2. Support Services:
- Establish and fund organizations and support services for survivors, including shelters, hotlines, and counseling.
- Providing support systems for individuals at risk may assist in early intervention and prevention programs.
3. Legal Measures:
- Enforce and strengthen laws against IPV, including restraining orders, prosecution, and penalties for perpetrators.
- Train law enforcement and legal professionals to handle IPV cases sensitively and effectively.
- Establish a coordinated response system involving law enforcement, healthcare providers, and social services to respond effectively to crisis situations.
- Advocate for policies and allocate funding to support IPV prevention and intervention efforts.
4. Counseling and Therapy:
- Promote access to therapy and counseling for both survivors and perpetrators to address the root causes of violence.
- Support survivors in regaining control over their lives, including helping them access education, job training, and financial resources.
- Address the mental health needs of both survivors and perpetrators, as unresolved trauma and mental health issues can contribute to violence.
5. Data Collection and Research:
- Collect data on IPV to understand its prevalence, causes, and consequences, and use this information to inform prevention and intervention strategies.

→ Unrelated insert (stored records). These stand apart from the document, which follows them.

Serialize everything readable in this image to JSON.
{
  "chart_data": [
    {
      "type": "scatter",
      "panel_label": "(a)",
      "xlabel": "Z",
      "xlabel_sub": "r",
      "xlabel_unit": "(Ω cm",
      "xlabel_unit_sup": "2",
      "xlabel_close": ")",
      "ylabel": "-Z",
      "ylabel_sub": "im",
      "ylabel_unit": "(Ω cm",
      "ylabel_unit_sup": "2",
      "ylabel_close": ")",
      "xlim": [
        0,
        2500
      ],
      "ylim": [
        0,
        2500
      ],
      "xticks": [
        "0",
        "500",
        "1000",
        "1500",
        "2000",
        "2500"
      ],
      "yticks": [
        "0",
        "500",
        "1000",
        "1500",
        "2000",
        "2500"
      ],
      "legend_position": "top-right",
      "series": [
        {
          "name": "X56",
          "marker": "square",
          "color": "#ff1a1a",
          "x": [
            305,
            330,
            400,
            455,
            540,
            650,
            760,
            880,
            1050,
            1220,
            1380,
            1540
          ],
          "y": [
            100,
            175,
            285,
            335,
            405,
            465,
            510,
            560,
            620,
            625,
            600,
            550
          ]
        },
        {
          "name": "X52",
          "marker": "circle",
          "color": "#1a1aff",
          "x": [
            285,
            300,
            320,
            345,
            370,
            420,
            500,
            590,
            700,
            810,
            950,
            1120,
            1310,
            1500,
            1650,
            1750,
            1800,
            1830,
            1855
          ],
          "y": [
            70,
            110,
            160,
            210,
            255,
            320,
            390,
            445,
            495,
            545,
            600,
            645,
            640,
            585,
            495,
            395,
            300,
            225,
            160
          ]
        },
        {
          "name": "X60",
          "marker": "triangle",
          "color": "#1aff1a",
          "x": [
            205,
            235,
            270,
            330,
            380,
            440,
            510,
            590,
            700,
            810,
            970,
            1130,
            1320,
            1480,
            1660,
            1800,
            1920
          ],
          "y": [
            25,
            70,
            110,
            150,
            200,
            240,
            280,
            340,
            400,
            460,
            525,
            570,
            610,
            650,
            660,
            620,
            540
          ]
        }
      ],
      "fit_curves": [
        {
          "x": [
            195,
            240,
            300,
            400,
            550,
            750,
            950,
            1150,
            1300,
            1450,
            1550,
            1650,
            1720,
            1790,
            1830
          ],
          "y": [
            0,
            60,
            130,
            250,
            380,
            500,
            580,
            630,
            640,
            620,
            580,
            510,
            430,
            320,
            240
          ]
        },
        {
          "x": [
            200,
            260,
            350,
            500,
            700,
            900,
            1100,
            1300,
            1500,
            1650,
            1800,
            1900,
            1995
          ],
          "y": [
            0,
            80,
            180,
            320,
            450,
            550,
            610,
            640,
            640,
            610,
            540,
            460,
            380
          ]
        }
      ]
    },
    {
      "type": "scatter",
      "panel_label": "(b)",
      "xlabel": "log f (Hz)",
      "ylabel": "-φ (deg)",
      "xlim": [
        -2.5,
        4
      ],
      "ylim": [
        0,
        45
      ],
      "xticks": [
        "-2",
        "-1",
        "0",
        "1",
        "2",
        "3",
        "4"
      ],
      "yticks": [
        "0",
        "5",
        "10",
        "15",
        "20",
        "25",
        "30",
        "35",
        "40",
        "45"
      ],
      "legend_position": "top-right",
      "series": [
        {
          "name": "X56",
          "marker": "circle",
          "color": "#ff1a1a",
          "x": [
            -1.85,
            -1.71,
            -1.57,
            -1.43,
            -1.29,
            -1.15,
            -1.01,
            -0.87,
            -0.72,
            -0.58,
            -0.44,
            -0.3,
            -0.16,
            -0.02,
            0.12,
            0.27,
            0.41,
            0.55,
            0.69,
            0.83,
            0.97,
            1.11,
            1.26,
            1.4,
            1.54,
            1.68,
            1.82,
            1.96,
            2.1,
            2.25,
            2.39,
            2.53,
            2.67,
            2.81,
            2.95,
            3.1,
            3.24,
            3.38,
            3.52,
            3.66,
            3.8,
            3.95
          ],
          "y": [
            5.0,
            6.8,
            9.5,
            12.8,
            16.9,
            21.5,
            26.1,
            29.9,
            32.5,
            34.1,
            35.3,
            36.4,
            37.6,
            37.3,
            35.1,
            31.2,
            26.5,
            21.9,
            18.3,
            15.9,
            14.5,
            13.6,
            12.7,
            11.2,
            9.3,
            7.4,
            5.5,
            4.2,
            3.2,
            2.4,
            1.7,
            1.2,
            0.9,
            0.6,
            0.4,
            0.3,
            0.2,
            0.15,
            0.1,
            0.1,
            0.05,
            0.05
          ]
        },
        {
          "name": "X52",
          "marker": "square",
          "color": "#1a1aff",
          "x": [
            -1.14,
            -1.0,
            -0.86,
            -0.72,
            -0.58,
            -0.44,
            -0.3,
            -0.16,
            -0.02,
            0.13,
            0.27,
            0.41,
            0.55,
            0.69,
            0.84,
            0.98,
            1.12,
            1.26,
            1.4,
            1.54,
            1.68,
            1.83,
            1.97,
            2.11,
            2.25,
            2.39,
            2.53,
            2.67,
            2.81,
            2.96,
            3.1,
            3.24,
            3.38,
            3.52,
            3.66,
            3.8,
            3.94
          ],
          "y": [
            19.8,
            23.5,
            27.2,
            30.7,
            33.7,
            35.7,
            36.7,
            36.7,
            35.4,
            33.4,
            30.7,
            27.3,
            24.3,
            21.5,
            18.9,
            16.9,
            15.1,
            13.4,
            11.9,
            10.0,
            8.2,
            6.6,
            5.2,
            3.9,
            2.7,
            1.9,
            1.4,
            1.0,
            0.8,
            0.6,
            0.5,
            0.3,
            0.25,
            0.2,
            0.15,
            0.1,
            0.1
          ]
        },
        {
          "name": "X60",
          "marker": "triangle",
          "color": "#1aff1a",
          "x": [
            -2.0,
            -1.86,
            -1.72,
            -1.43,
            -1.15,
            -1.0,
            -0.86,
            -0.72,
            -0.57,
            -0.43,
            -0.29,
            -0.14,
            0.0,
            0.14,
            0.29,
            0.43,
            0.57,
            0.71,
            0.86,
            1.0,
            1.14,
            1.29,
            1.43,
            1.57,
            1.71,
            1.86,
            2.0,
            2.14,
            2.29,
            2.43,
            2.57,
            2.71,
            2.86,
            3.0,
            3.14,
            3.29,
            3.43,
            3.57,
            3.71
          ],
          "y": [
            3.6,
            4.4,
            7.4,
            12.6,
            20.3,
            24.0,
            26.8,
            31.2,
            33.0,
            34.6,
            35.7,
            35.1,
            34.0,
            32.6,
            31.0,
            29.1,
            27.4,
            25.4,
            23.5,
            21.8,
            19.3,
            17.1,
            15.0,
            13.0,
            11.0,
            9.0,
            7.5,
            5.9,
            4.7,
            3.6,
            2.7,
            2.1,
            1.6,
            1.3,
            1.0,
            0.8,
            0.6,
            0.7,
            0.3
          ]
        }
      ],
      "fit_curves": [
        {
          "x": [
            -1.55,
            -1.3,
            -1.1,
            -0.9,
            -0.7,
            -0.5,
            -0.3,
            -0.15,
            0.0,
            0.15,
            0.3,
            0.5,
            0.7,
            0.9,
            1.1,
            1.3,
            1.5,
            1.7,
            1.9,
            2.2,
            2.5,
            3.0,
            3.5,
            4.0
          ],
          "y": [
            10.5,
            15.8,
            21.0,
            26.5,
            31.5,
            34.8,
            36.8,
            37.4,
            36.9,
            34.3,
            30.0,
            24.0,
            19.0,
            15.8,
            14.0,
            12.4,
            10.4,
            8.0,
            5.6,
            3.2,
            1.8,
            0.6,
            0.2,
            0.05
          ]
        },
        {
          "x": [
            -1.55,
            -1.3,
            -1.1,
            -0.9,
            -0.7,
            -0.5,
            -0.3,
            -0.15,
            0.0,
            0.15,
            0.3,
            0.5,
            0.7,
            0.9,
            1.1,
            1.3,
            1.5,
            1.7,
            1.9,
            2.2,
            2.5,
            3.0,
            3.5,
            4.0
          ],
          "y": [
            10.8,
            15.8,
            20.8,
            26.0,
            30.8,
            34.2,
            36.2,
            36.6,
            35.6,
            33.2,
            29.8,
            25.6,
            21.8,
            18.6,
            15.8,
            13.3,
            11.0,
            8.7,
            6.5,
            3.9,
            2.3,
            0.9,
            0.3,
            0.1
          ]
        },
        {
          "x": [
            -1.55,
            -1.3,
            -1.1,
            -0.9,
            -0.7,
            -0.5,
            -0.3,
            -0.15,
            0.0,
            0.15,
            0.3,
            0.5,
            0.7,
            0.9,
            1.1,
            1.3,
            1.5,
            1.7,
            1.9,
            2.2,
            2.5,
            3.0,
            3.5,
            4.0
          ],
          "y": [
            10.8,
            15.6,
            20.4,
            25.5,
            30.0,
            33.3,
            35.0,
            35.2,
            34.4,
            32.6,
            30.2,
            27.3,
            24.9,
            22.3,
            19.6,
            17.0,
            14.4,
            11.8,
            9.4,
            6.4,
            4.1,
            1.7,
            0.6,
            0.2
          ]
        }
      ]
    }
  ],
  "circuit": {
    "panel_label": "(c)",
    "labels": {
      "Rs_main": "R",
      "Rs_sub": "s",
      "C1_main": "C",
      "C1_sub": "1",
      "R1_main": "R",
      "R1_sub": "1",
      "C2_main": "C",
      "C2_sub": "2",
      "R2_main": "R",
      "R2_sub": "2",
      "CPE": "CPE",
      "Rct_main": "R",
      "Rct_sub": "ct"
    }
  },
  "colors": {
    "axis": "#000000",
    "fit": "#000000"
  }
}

It is important to remember that addressing IPV is an ongoing process, and no single approach will work in all cases. It is essential to adapt strategies to the specific needs of individuals and communities as well as to degrees of IPV and related consequences. Collaborative efforts across all sectors of society are crucial to creating a safer and more supportive environment for survivors and preventing future instances of IPV.